There is no shortage of excellent museums and galleries for those interested in art. Ny Carlsberg Glyptoteket has a wonderful collection of 19th-century Danish art as well as a huge collection of French Impressionist pieces (over 40 by Gauguin, 35 sculptures by Rodin and the complete series of Degas bronzes). The big kahuna is the SMK (Statens Museum for Kunst) which houses everything from European classics of the Renaissance to the diversity of modern and contemporary art and, of course, plenty of Danish antiquity. Exhausted by things in frames? Head over to the Designmuseum Danmark, which is packed full of inspiration for interior lovers – just don’t sit on anything.

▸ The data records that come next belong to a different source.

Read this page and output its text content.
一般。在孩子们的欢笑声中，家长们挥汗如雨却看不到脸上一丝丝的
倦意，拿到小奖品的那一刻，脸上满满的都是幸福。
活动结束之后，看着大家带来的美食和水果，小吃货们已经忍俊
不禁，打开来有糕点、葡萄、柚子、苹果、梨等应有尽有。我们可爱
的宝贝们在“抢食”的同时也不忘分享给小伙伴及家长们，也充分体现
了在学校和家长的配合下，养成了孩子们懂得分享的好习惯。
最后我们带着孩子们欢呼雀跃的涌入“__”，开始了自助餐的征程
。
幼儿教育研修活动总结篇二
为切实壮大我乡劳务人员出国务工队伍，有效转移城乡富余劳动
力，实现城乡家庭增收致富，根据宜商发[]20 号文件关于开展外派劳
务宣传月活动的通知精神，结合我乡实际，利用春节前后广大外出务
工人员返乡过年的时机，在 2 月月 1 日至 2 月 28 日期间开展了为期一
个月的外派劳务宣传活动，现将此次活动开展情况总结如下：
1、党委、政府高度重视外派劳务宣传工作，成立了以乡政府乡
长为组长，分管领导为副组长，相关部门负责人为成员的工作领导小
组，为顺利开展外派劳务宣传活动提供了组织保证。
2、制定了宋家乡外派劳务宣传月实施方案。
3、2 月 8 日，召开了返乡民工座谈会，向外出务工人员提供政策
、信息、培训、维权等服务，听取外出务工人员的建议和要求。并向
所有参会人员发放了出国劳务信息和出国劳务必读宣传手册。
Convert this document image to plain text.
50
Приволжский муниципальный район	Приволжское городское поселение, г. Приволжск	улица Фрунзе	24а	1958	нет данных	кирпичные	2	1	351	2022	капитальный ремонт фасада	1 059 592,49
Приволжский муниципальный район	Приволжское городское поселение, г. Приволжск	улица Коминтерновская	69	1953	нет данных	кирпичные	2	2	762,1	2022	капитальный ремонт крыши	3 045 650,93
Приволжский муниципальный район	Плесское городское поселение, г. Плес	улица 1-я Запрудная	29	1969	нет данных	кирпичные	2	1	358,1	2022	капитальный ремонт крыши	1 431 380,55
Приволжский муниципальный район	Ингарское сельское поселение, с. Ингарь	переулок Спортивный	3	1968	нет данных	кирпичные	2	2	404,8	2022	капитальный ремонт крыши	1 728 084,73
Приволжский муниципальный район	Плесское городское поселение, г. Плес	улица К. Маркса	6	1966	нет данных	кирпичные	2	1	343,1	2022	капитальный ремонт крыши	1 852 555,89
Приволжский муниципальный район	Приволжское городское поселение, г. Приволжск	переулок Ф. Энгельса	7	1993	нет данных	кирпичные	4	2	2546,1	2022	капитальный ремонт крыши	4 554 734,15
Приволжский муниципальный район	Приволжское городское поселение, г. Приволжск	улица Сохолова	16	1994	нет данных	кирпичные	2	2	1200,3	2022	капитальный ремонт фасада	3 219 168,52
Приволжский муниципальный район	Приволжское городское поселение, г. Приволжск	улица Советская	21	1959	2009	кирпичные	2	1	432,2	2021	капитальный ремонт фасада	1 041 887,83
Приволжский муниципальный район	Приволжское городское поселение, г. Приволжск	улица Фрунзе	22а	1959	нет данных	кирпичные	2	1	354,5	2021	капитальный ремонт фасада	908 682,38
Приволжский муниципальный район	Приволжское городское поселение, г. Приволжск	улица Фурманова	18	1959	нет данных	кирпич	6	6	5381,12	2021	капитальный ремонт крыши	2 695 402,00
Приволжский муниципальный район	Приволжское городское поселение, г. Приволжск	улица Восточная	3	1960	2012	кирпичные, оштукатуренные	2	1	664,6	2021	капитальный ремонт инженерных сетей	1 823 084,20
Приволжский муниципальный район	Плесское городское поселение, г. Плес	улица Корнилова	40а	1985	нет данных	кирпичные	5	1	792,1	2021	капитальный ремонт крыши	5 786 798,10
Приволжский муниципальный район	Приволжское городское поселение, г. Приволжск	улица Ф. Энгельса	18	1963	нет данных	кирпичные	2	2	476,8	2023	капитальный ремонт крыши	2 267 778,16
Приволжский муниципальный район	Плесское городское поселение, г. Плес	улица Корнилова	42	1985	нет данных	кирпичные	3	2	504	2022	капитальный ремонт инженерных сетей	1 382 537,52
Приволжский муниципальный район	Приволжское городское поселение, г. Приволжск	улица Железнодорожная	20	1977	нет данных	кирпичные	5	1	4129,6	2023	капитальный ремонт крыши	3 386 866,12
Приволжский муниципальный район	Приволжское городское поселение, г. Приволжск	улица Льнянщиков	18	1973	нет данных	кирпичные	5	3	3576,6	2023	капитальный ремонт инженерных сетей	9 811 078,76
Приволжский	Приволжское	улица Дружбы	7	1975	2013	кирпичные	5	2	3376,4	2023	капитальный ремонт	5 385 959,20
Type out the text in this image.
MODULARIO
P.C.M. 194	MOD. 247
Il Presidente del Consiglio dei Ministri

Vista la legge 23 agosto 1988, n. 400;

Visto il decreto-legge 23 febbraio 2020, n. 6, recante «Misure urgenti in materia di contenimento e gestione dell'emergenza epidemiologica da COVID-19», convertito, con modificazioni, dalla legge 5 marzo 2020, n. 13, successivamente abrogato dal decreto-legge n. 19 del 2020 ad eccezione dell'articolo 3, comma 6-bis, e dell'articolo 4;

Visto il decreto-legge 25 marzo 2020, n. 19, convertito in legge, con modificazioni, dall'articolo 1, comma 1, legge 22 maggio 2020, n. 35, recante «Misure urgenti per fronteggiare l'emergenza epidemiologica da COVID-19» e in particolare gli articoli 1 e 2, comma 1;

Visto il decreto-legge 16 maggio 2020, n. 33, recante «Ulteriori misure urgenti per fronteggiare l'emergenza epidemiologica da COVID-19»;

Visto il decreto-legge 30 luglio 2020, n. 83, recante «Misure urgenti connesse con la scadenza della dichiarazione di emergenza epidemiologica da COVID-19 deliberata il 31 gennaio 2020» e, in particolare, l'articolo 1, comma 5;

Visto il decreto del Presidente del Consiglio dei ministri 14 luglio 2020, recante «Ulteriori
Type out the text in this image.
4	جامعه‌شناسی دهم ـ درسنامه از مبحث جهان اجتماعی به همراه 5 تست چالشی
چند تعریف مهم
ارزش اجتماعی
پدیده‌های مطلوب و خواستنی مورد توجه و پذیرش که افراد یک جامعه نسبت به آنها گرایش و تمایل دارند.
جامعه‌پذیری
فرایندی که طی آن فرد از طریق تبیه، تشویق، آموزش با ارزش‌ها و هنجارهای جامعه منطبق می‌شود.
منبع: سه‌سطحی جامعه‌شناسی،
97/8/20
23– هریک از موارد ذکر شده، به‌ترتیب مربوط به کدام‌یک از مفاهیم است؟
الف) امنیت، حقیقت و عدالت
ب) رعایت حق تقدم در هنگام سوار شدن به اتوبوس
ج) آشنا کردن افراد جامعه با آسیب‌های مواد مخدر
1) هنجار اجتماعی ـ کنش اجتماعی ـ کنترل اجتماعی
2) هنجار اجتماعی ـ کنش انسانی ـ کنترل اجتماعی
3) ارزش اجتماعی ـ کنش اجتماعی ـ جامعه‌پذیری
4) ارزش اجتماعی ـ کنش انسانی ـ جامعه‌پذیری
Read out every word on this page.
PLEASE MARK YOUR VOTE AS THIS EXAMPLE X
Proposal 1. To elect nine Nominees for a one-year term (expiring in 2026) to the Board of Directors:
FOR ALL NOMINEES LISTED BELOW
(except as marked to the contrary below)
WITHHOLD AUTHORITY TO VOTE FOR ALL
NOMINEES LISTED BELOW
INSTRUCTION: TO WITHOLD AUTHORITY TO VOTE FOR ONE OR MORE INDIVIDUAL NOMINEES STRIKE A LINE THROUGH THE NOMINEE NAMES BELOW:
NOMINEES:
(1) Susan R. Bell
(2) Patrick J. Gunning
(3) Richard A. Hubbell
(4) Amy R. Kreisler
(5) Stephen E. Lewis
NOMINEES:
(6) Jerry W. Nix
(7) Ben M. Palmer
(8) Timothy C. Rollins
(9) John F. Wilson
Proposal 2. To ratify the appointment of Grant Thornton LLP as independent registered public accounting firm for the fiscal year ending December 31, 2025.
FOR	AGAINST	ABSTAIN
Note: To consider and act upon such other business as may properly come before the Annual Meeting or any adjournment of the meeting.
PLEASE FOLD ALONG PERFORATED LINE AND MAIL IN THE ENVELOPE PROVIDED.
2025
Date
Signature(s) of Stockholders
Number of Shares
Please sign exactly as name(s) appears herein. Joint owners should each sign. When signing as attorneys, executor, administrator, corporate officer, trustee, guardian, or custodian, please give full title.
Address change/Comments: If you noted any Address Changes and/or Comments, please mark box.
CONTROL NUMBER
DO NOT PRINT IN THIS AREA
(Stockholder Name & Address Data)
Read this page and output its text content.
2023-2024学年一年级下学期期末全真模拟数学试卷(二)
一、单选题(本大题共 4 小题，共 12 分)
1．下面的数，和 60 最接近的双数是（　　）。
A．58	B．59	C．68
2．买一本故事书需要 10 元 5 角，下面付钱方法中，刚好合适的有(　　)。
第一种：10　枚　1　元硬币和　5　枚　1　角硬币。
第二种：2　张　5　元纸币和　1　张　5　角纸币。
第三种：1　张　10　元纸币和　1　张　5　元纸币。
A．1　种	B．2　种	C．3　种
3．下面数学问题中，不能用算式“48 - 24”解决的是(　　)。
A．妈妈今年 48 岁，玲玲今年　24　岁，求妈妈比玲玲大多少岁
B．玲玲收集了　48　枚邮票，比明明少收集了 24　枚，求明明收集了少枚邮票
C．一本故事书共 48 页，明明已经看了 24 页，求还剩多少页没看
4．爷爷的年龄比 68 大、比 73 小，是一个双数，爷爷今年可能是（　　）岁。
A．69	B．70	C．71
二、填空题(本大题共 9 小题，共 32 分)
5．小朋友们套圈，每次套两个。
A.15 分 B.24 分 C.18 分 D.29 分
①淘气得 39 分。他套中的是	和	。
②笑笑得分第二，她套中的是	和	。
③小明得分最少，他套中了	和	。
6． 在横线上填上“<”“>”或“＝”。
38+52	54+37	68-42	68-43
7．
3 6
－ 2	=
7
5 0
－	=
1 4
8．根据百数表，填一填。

If you’re feeling a little intrepid then we would heartily suggest some day trips out of the city to soak up the stunning Danish countryside. In the summer, take a car or train and head to the Danish Riviera, otherwise known as the strip of North Zealand coast where you can picnic on stunning white sand beaches and dunes. Towns such as Tisvildeleje and the idyllic fishing village of Gilleleje seem suspended in time.